1. You'll only get the blur from your eyes instead of blur from your eyes+blur from changing pixel.
I'm not seeing it. When the backlight comes back on, you still have to contend with the response time of the pixel.

2. Less blur while tracking fast moving objects.
Not at all. You're still rendering discrete frames: there is zero blur, regardless of what the display is doing. What you may be seeing is some persistence in the display, which is entirely different, and replicated in the eye anyway if response times are fast enough (~20ms or so for high-contrast).

And now; 10bit color stuff:

It only steals alpha bits from the framebuffer, and most games don't use destination alpha. So, most games could use it.
Could, but don't. It'd be fantastic as a rendertarget for HDR rendering, but I have yet to see anybody do that.
 
Chalnoth said:
Could, but don't. It'd be fantastic as a rendertarget for HDR rendering, but I have yet to see anybody do that.
What would be? 10-10-10-2? Hardly, and only the X1800 support it anyway. 8-8-16 is what we need (all integer), with a more programmable blending pipeline, but by the time that's mainstream - if it ever is - there'll be a better alternative out there already, I'm sure. heh.

Uttar
 
Sure, 10-10-10-2 would be great for the output of tonemapping, at least for CRT's (if there's a 10-bit DAC and the range on the 10-10-10-2 format is [1,0], which I'm not certain ATI's is).
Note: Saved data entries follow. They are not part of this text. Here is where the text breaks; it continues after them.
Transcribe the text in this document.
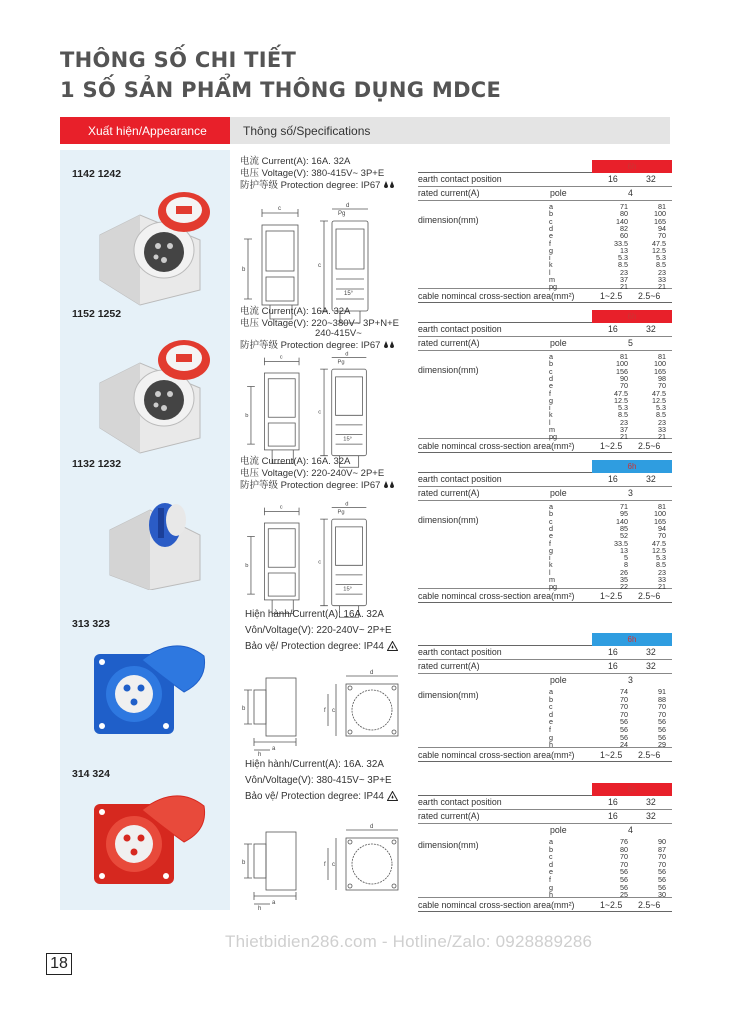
THÔNG SỐ CHI TIẾT
1 SỐ SẢN PHẨM THÔNG DỤNG MDCE
Xuất hiện/Appearance	Thông số/Specifications
1142 1242
电流 Current(A): 16A. 32A
电压 Voltage(V): 380-415V~ 3P+E
防护等级 Protection degree: IP67
c
b
d
Pg
c
15°
6h
earth contact position	16	32
rated current(A)	pole	4
dimension(mm)
a	71	81
b	80	100
c	140	165
d	82	94
e	60	70
f	33.5	47.5
g	13	12.5
i	5.3	5.3
k	8.5	8.5
l	23	23
m	37	33
pg	21	21
cable nomincal cross-section area(mm²)	1~2.5 2.5~6
1152 1252	电流 Current(A): 16A. 32A
电压 Voltage(V): 220~380V~ 3P+N+E
240-415V~
防护等级 Protection degree: IP67
c
b
d
Pg
c
15°
6h
earth contact position	16	32
rated current(A)	pole	5
dimension(mm)
a	81	81
b	100	100
c	156	165
d	90	98
e	70	70
f	47.5	47.5
g	12.5	12.5
i	5.3	5.3
k	8.5	8.5
l	23	23
m	37	33
pg	21	21
cable nomincal cross-section area(mm²)	1~2.5 2.5~6
1132 1232	电流 Current(A): 16A. 32A
电压 Voltage(V): 220-240V~ 2P+E
防护等级 Protection degree: IP67
c
b
d
Pg
c
15°
6h
earth contact position	16	32
rated current(A)	pole	3
dimension(mm)
a	71	81
b	95	100
c	140	165
d	85	94
e	52	70
f	33.5	47.5
g	13	12.5
i	5	5.3
k	8	8.5
l	26	23
m	35	33
pg	22	21
cable nomincal cross-section area(mm²)	1~2.5 2.5~6
313 323
Hiện hành/Current(A): 16A. 32A
Vôn/Voltage(V): 220-240V~ 2P+E
Bảo vệ/ Protection degree: IP44
b
a
h
d
c
f
6h
earth contact position	16	32
rated current(A)	16	32
pole	3
dimension(mm)	a	74	91
b	70	88
c	70	70
d	70	70
e	56	56
f	56	56
g	56	56
h	24	29
cable nomincal cross-section area(mm²)	1~2.5 2.5~6
314 324
Hiện hành/Current(A): 16A. 32A
Vôn/Voltage(V): 380-415V~ 3P+E
Bảo vệ/ Protection degree: IP44
b
a
h
d
c
f
6h
earth contact position	16	32
rated current(A)	16	32
pole	4
dimension(mm)	a	76	90
b	80	87
c	70	70
d	70	70
e	56	56
f	56	56
g	56	56
h	25	30
cable nomincal cross-section area(mm²)	1~2.5 2.5~6
Thietbidien286.com - Hotline/Zalo: 0928889286
18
Why in the world would you want 8-8-16??
 
Chalnoth said:
I'm not seeing it. When the backlight comes back on, you still have to contend with the response time of the pixel.
The point is, the backlight only comes on after the pixels are done changing, and turns off when they're about to start changing again.

Not at all. You're still rendering discrete frames: there is zero blur, regardless of what the display is doing. What you may be seeing is some persistence in the display, which is entirely different, and replicated in the eye anyway if response times are fast enough (~20ms or so for high-contrast).
Yes there is zero blur in the rendered image, the blur is added by your eye. Because the eye is tracking in a continuous motion while the object is standing still before jumping to its next location, the object is moving relative to the eye and you get blur, even though the object is on average moving at the same speed as the eye tracks and there shouldn't actually be any blur. In RL, as long as the eye is capable of tracking an object, it will not blur no matter how fast it's moving.

Also, could you actually bother to read my explanation for the phenomenon? I actually backed up my statement, but you cut that away when you responded. It's of course OK to do that to save space, but you apparently have responded to your cutdown version of my statement, totally ignoring the explanation i gave. This phenomenon is not something I've made up, it's well known among film directors among others...

Could, but don't. It'd be fantastic as a rendertarget for HDR rendering, but I have yet to see anybody do that.
Yes, I know they don't, I was only correcting his statement that it would not be possible because of the lost destination alpha bits. And I disagree that it'd be a fantastic as a rendertarget for HDR rendering, the format being discussed here is only fx10.
 
First of all, I misspoke, I meant that 10-10-10-2 would be fantastic as a rendertarget for the tonemapping pass for HDR rendering (i.e. use FP16 for normal rendering, then 10-10-10-2 for output to the display). Sorry about that.

Secondly, I did read your explaination, and I contest it. Besides, I have another counter argument:

In order for the blanking to work in an LCD, you'd need to have refresh rates higher than the 60Hz they currently operate at (at least 85Hz), which is not only technically challenging to do in terms of display reponse time, but there may also be issues with DVI bandwidth.